A NCAA compreende aproximadamente 1.100 universidades nos 50 estados do país e mais de 530 mil estudantes-atletas.

“Acreditamos firmemente que regras de elegibilidade claras, consistentes e uniformes servirão melhor aos estudantes, em vez de uma colcha de retalhos de leis estaduais contraditórias e decisões judiciais”, disse o presidente da NCAA, Charlie Baker, em comunicado.

Trump vangloriou-se nas redes sociais do alcance de sua decisão.

“Notícias emocionantes! Devido à minha Ordem Executiva, que assinei ontem com orgulho, a NCAA mudou oficialmente a sua política de permitir homens nos Esportes Femininos.

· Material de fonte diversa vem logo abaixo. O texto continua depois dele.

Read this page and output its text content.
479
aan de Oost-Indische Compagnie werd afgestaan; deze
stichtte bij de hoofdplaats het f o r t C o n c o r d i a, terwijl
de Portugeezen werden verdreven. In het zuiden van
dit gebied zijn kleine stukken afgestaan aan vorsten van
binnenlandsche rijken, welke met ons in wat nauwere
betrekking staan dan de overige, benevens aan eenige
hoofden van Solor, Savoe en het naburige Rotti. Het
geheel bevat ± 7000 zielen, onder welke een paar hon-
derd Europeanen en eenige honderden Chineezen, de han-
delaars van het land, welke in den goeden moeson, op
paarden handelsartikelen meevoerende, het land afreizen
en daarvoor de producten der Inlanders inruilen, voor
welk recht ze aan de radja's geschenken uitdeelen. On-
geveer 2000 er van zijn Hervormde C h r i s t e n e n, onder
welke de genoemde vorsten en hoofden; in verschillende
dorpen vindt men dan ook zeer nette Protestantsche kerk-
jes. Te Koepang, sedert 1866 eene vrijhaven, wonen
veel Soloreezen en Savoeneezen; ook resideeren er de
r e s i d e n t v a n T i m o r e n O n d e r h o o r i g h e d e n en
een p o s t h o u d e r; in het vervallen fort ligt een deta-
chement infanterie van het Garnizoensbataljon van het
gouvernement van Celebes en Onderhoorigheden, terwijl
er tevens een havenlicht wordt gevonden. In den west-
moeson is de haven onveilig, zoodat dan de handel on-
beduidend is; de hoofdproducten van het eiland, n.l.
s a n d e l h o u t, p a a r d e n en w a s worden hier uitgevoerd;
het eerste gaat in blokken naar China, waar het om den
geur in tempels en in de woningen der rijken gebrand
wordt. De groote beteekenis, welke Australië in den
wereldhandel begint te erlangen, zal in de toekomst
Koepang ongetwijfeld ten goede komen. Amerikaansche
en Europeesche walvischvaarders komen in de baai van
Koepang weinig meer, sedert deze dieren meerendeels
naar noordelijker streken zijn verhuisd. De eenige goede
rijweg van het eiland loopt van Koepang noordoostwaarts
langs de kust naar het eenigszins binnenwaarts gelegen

AGORA ESTÁ PROIBIDO!”, escreveu.

No ano passado, Baker disse que tinha conhecimento de apenas 10 atletas transgênero na NCAA. O assunto, no entanto, ganhou destaque quando três ex-companheiras de equipe de Lia Thomas, uma nadadora transgênero da Universidade da Pensilvânia, processaram a NCAA e a faculdade por permitirem que Thomas competisse em seus campeonatos.

Também houve equipes de voleibol feminino que se recusaram a jogar contra o combinado da Universidade Estadual de San José por afirmações não confirmadas de que a equipe contava com uma jogadora trans.

A nova regra

A regra anterior da NCAA sobre atletas trans significava aderir à posição do órgão dirigente de cada esporte nos Estados Unidos ou às regras da federação internacional envolvida.

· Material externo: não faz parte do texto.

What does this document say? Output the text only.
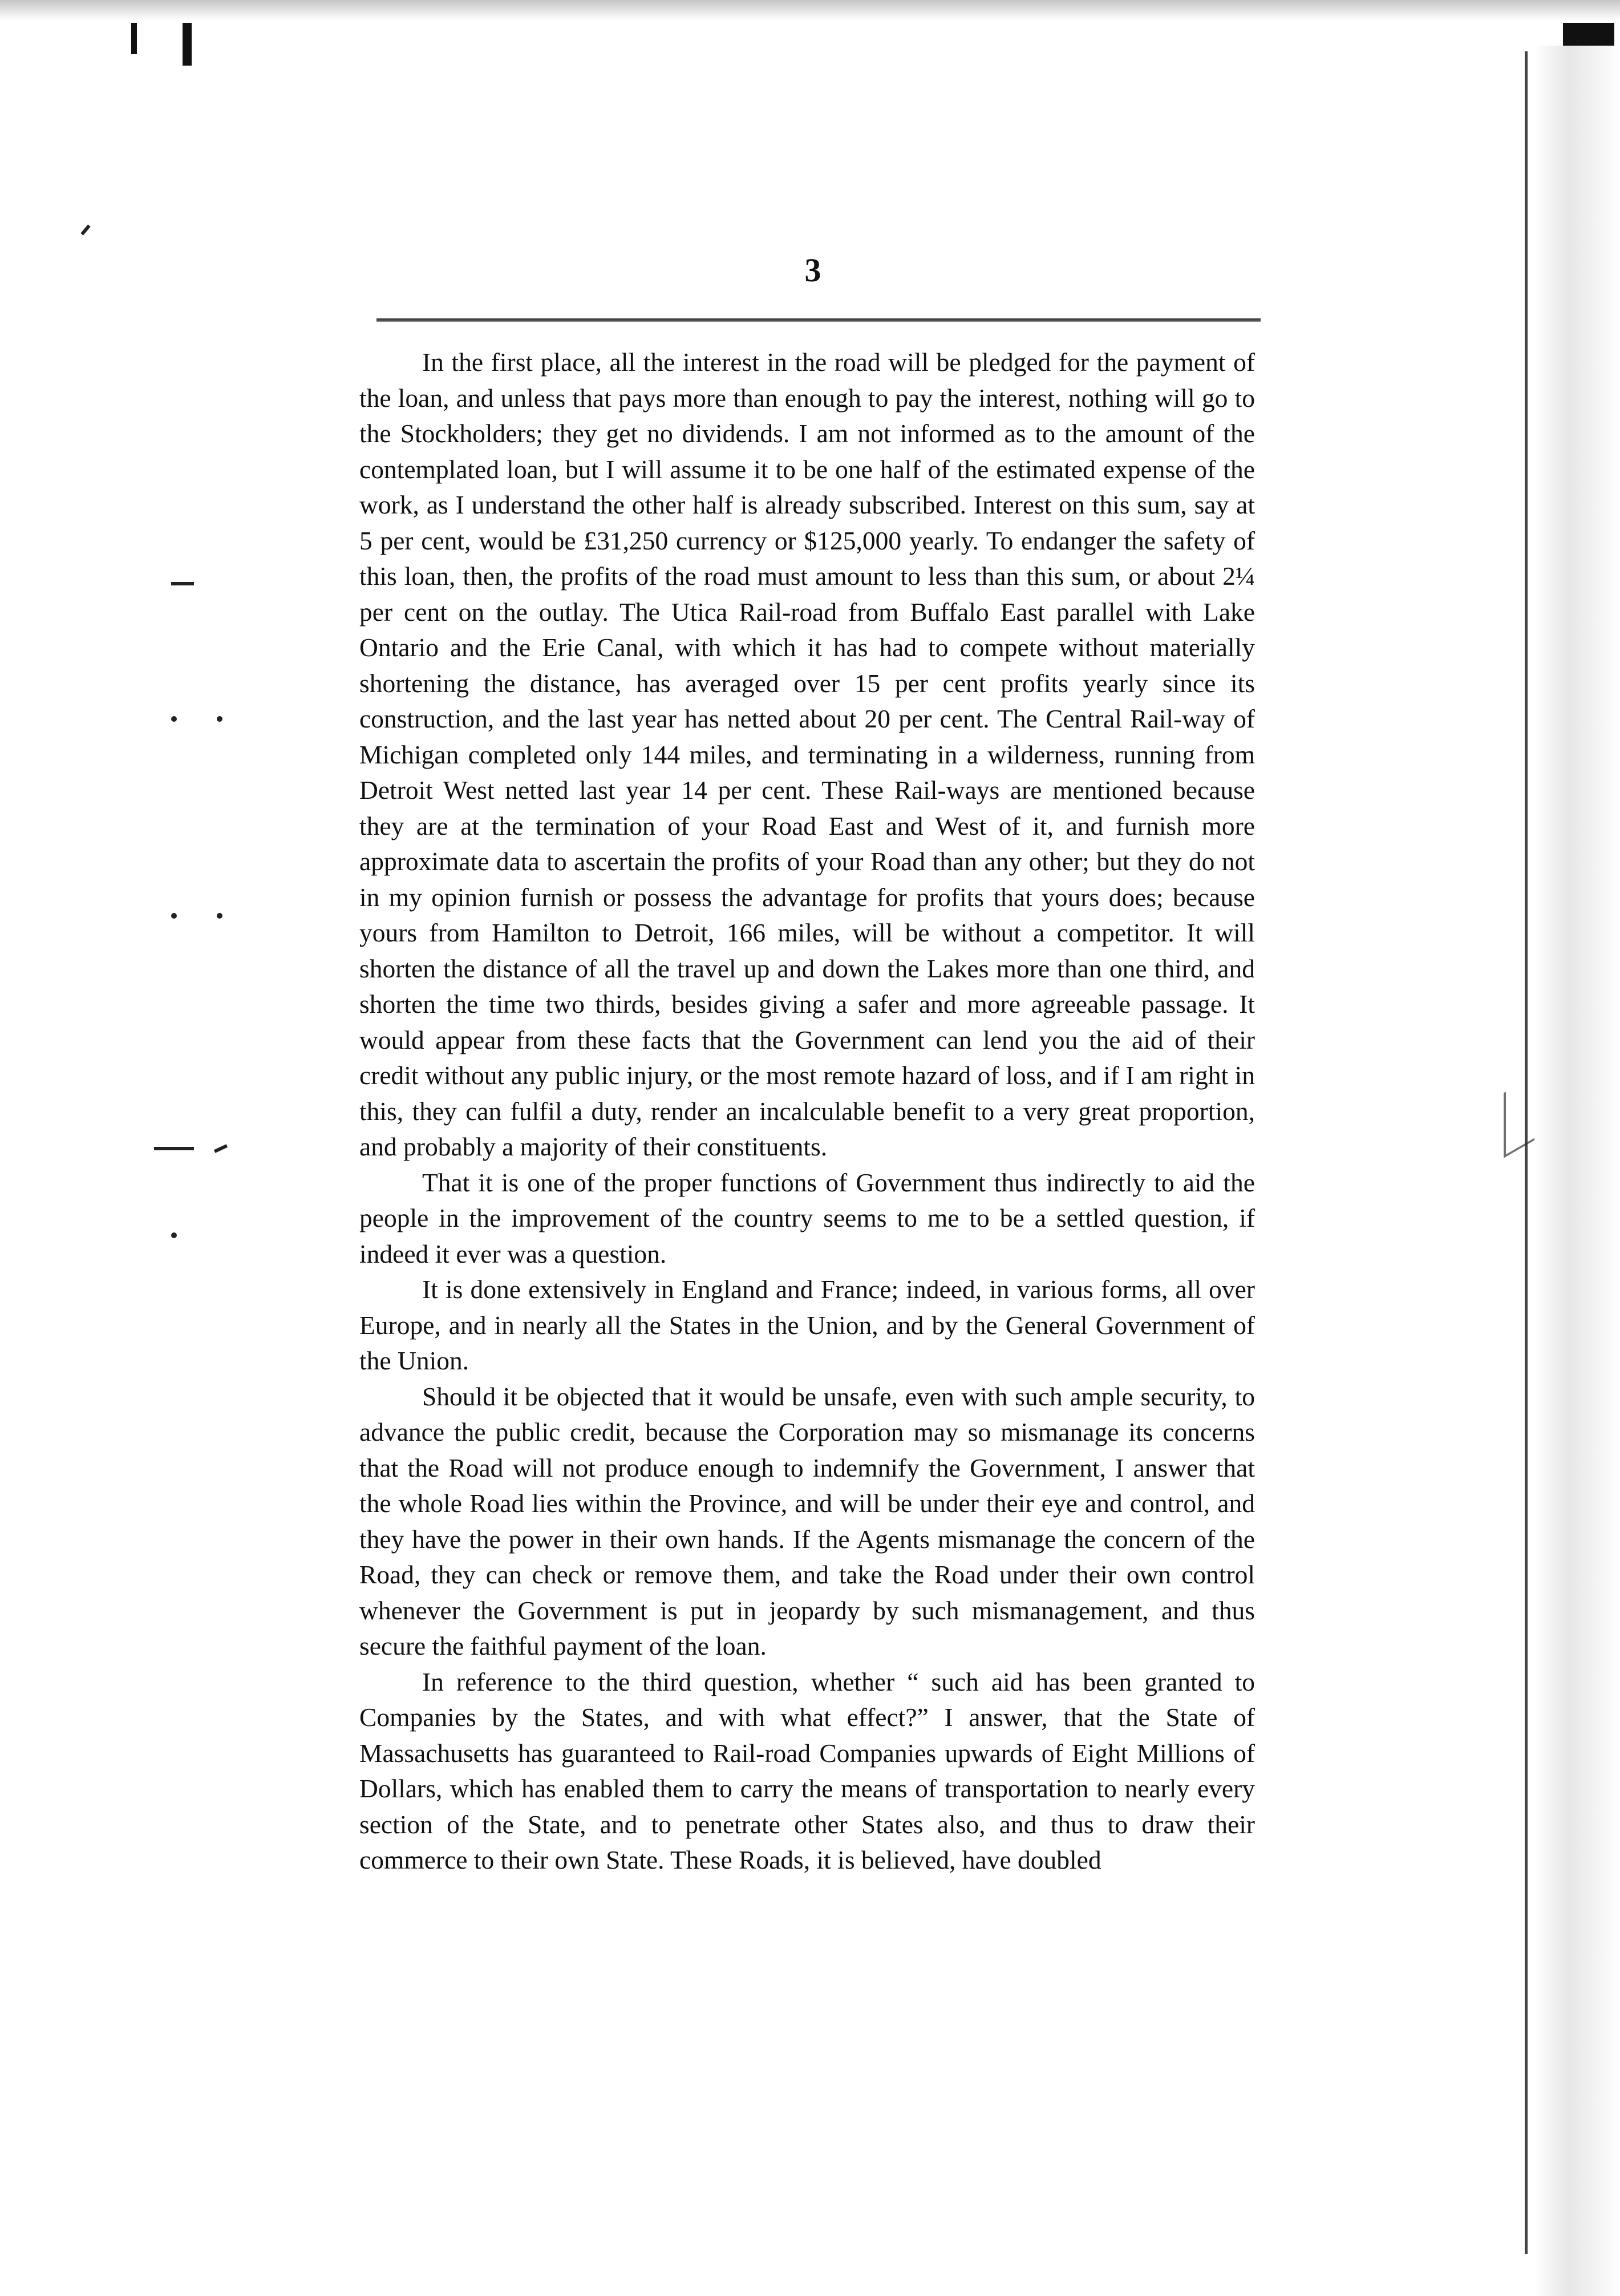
3

In the first place, all the interest in the road will be pledged for the payment of the loan, and unless that pays more than enough to pay the interest, nothing will go to the Stockholders; they get no dividends. I am not informed as to the amount of the contemplated loan, but I will assume it to be one half of the estimated expense of the work, as I understand the other half is already subscribed. Interest on this sum, say at 5 per cent, would be £31,250 currency or $125,000 yearly. To endanger the safety of this loan, then, the profits of the road must amount to less than this sum, or about 2¼ per cent on the outlay. The Utica Rail-road from Buffalo East parallel with Lake Ontario and the Erie Canal, with which it has had to compete without materially shortening the distance, has averaged over 15 per cent profits yearly since its construction, and the last year has netted about 20 per cent. The Central Rail-way of Michigan completed only 144 miles, and terminating in a wilderness, running from Detroit West netted last year 14 per cent. These Rail-ways are mentioned because they are at the termination of your Road East and West of it, and furnish more approximate data to ascertain the profits of your Road than any other; but they do not in my opinion furnish or possess the advantage for profits that yours does; because yours from Hamilton to Detroit, 166 miles, will be without a competitor. It will shorten the distance of all the travel up and down the Lakes more than one third, and shorten the time two thirds, besides giving a safer and more agreeable passage. It would appear from these facts that the Government can lend you the aid of their credit without any public injury, or the most remote hazard of loss, and if I am right in this, they can fulfil a duty, render an incalculable benefit to a very great proportion, and probably a majority of their constituents.

That it is one of the proper functions of Government thus indirectly to aid the people in the improvement of the country seems to me to be a settled question, if indeed it ever was a question.

It is done extensively in England and France; indeed, in various forms, all over Europe, and in nearly all the States in the Union, and by the General Government of the Union.

Should it be objected that it would be unsafe, even with such ample security, to advance the public credit, because the Corporation may so mismanage its concerns that the Road will not produce enough to indemnify the Government, I answer that the whole Road lies within the Province, and will be under their eye and control, and they have the power in their own hands. If the Agents mismanage the concern of the Road, they can check or remove them, and take the Road under their own control whenever the Government is put in jeopardy by such mismanagement, and thus secure the faithful payment of the loan.

In reference to the third question, whether “ such aid has been granted to Companies by the States, and with what effect?” I answer, that the State of Massachusetts has guaranteed to Rail-road Companies upwards of Eight Millions of Dollars, which has enabled them to carry the means of transportation to nearly every section of the State, and to penetrate other States also, and thus to draw their commerce to their own State. These Roads, it is believed, have doubled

A NCAA, indicou Baker, trabalha para alinhar suas políticas à ordem executiva de Trump e “seguirá ajudando a fomentar ambientes acolhedores nos campi para todos os estudantes-atletas”.

De acordo com a nova regra, um aluno que foi designado como do sexo feminino ao nascer, mas iniciou a terapia hormonal com testosterona, não poderá competir no time universitário feminino. Contudo, terá a possibilidade de treinar com uma equipe feminina e receber benefícios como atendimento médico.

“Essa política entra em vigor imediatamente e se aplica a todos os estudantes-atletas independentemente das revisões prévias de elegibilidade sob a política anterior de participação transgênero da NCAA”, assinalou a organização.